ANÁLISIS DE CULTURA
Guión por imitación

Por Marta G. Bruno
2 min
Cultura17-09-2014
“Cine de autor” para todos los públicos. El homo faber de lo peculiar, el director rato de Hollywood. Hoy da coletazos el productor de películas de ciencia ficción, maquillaje y efectos especiales, porque ha nacido una estrella. Y ese iluminado no hace más que contar lo más simple y a la vez fascinante de la naturaleza: el paso del tiempo. Richard linklater tardó 12 años en rodar Boyhood. Y no se trata de tramar un argumento con principio y final. No sabes lo que ocurrirá, sólo lo que surge durante el presente. Es la creación de un guión por imitación. Tan simple pero a la vez tan complicado. “El tiempo es el ladrillo con el que se construye el cine”, pero eso lo sabe Linklater y pocos más. Ocurren las cosas y después se cuentan. Predecir el futuro sale a veces bien, otras se convierte en una mamarrachada del futuro dramatizado.

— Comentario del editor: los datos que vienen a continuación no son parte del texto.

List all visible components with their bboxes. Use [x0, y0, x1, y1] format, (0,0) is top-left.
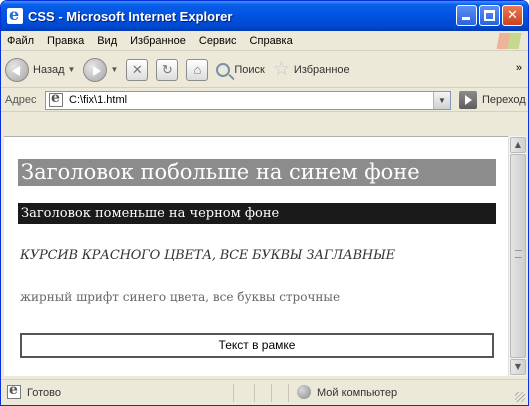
stop-button[interactable]: ✕	[126, 56, 149, 84]
refresh-icon: ↻	[156, 58, 179, 81]
search-icon	[216, 62, 231, 77]
maximize-button[interactable]	[479, 5, 500, 26]
scroll-down-button[interactable]: ▼	[510, 359, 526, 375]
ie-icon	[7, 5, 23, 24]
toolbar: Назад ▼ ▼ ✕ ↻ ⌂ Поиск ☆ Избранное »	[1, 52, 528, 88]
back-arrow-icon	[5, 57, 29, 82]
page-icon	[49, 90, 63, 107]
computer-zone-icon	[297, 385, 311, 399]
address-input[interactable]: C:\fix\1.html ▼	[45, 90, 451, 110]
zone-text: Мой компьютер	[317, 387, 398, 399]
forward-arrow-icon	[83, 57, 108, 82]
address-label: Адрес	[5, 94, 37, 106]
back-label: Назад	[33, 63, 65, 76]
heading-black: Заголовок поменьше на черном фоне	[18, 203, 496, 224]
search-label: Поиск	[234, 63, 265, 76]
scroll-thumb[interactable]	[510, 154, 526, 358]
menu-favorites[interactable]: Избранное	[130, 35, 186, 47]
menu-bar: Файл Правка Вид Избранное Сервис Справка	[1, 31, 528, 51]
lowercase-text: жирный шрифт синего цвета, все буквы стр…	[20, 290, 341, 304]
address-value: C:\fix\1.html	[69, 94, 128, 106]
minimize-button[interactable]	[456, 5, 477, 26]
go-button[interactable]: Переход	[482, 94, 526, 106]
resize-grip-icon[interactable]	[515, 392, 525, 402]
title-bar[interactable]: CSS - Microsoft Internet Explorer ✕	[1, 1, 528, 31]
close-button[interactable]: ✕	[502, 5, 523, 26]
windows-logo-icon	[496, 33, 522, 49]
forward-dropdown-icon[interactable]: ▼	[110, 65, 118, 74]
status-divider	[288, 384, 289, 402]
status-divider	[233, 384, 234, 402]
toolbar-more-chevron[interactable]: »	[516, 62, 522, 74]
heading-blue: Заголовок побольше на синем фоне	[18, 159, 496, 186]
home-button[interactable]: ⌂	[186, 56, 209, 84]
home-icon: ⌂	[186, 58, 209, 81]
status-divider	[254, 384, 255, 402]
status-bar: Готово Мой компьютер	[1, 379, 528, 405]
minimize-icon	[462, 17, 470, 20]
refresh-button[interactable]: ↻	[156, 56, 179, 84]
search-button[interactable]: Поиск	[216, 56, 265, 84]
go-arrow-icon[interactable]	[459, 91, 477, 109]
back-button[interactable]: Назад ▼	[5, 56, 75, 84]
back-dropdown-icon[interactable]: ▼	[68, 65, 76, 74]
grip-icon	[515, 250, 522, 258]
stop-icon: ✕	[126, 58, 149, 81]
page-content: Заголовок побольше на синем фоне Заголов…	[4, 136, 508, 376]
address-dropdown-icon[interactable]: ▼	[433, 91, 450, 109]
address-bar: Адрес C:\fix\1.html ▼ Переход	[1, 89, 528, 112]
status-page-icon	[7, 382, 21, 399]
italic-red-text: КУРСИВ КРАСНОГО ЦВЕТА, ВСЕ БУКВЫ ЗАГЛАВН…	[20, 248, 395, 263]
boxed-text: Текст в рамке	[20, 333, 494, 358]
star-icon: ☆	[272, 59, 290, 80]
menu-tools[interactable]: Сервис	[199, 35, 237, 47]
status-text: Готово	[27, 387, 61, 399]
status-divider	[271, 384, 272, 402]
window-title: CSS - Microsoft Internet Explorer	[28, 8, 233, 24]
menu-view[interactable]: Вид	[97, 35, 117, 47]
close-icon: ✕	[507, 8, 518, 23]
menu-help[interactable]: Справка	[250, 35, 293, 47]
favorites-label: Избранное	[293, 63, 350, 76]
browser-window: CSS - Microsoft Internet Explorer ✕ Файл…	[0, 0, 529, 406]
forward-button[interactable]: ▼	[83, 56, 118, 84]
menu-file[interactable]: Файл	[7, 35, 34, 47]
menu-edit[interactable]: Правка	[47, 35, 84, 47]
scroll-up-button[interactable]: ▲	[510, 137, 526, 153]
favorites-button[interactable]: ☆ Избранное	[273, 56, 350, 84]
maximize-icon	[484, 10, 495, 21]
window-controls: ✕	[456, 5, 523, 26]
vertical-scrollbar[interactable]: ▲ ▼	[508, 136, 526, 376]
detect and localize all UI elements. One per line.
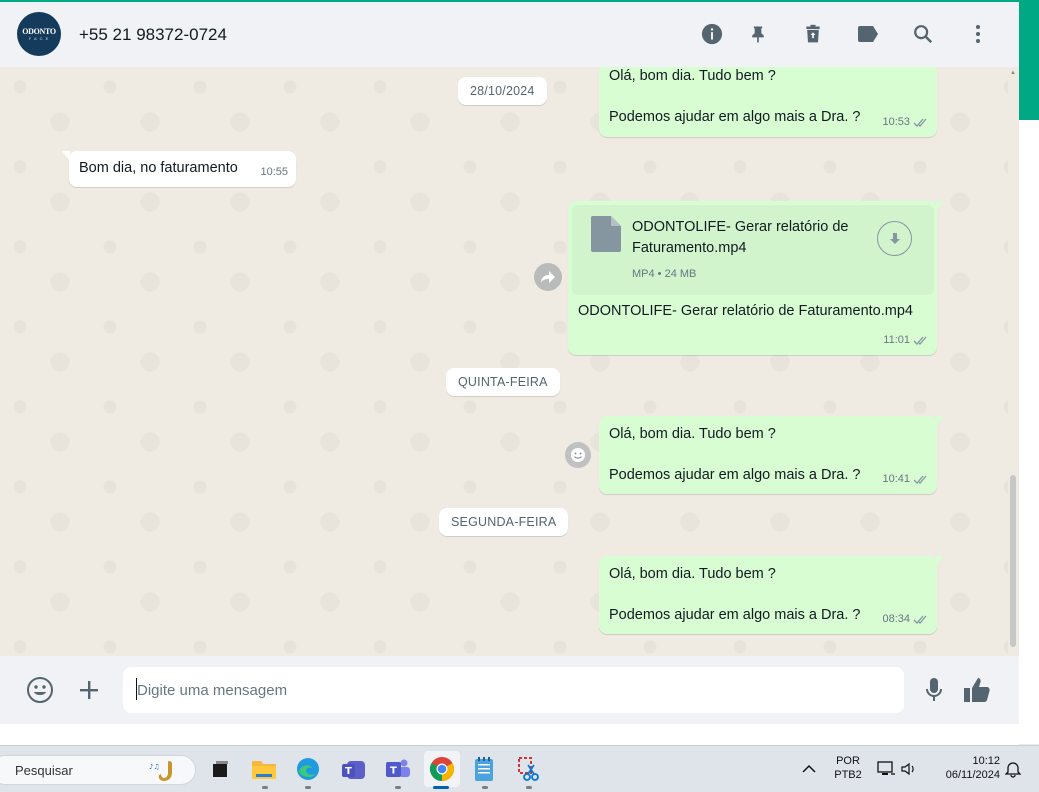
message-bubble-incoming[interactable]: Bom dia, no faturamento 10:55 — [62, 151, 296, 187]
message-text: Podemos ajudar em algo mais a Dra. ? — [609, 109, 861, 125]
chat-scrollbar-thumb[interactable] — [1010, 475, 1016, 647]
clock-time: 10:12 — [972, 755, 1000, 767]
message-bubble-outgoing[interactable]: Olá, bom dia. Tudo bem ? Podemos ajudar … — [599, 67, 937, 137]
taskbar-search-placeholder: Pesquisar — [15, 763, 73, 778]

Las historias son más emotivas cuando relatan realidades vividas. Podríamos hacer tantas películas sobre lo vivido como almas existen en este mundo. La mayoría serían dramáticas porque eso es el paso del tiempo, un continuo melodrama de sucesos a veces exagerados y otras atenuados. Otros duelen tanto que no hace falta explicarlos: la enfermedad, cuando aparece como un brote que inunda siglos. El tifus, la peste, ahora el ébola. Las guerras. Europeas, mundiales, yihadistas. Los conflictos políticos. De las dictaduras a los desafíos que, menos mal, de momento se quedan en ello. Y la identidad, ese escudo humano que tenemos todos, pero que algunos usan en su favor para llenarse los bolsillos de billetes morados. Y detrás de todo aquello se esconden hechos que nunca cambian con el paso del tiempo. Que regalan películas, que causan todo lo demás: la envidia, tan cizañera como peligrosa, que está detrás de estrategias manipuladoras para conseguir lo mismo o más. Suma que da igual a la picaresca, en formato 3% o en sobres tan blancos como poco vírgenes son sus intenciones. Y la mentira, tan fácil de pronunciar como de descubrir. Tan fácil de tapar como interesados en una parte del pastel. Y que cada uno aplique esta frase a un hecho de su vida o de la de los demás que le parezca. Seguro que salen muchas películas. Que como se puede ver, no necesitan guión. Sólo el paso del tiempo ayuda.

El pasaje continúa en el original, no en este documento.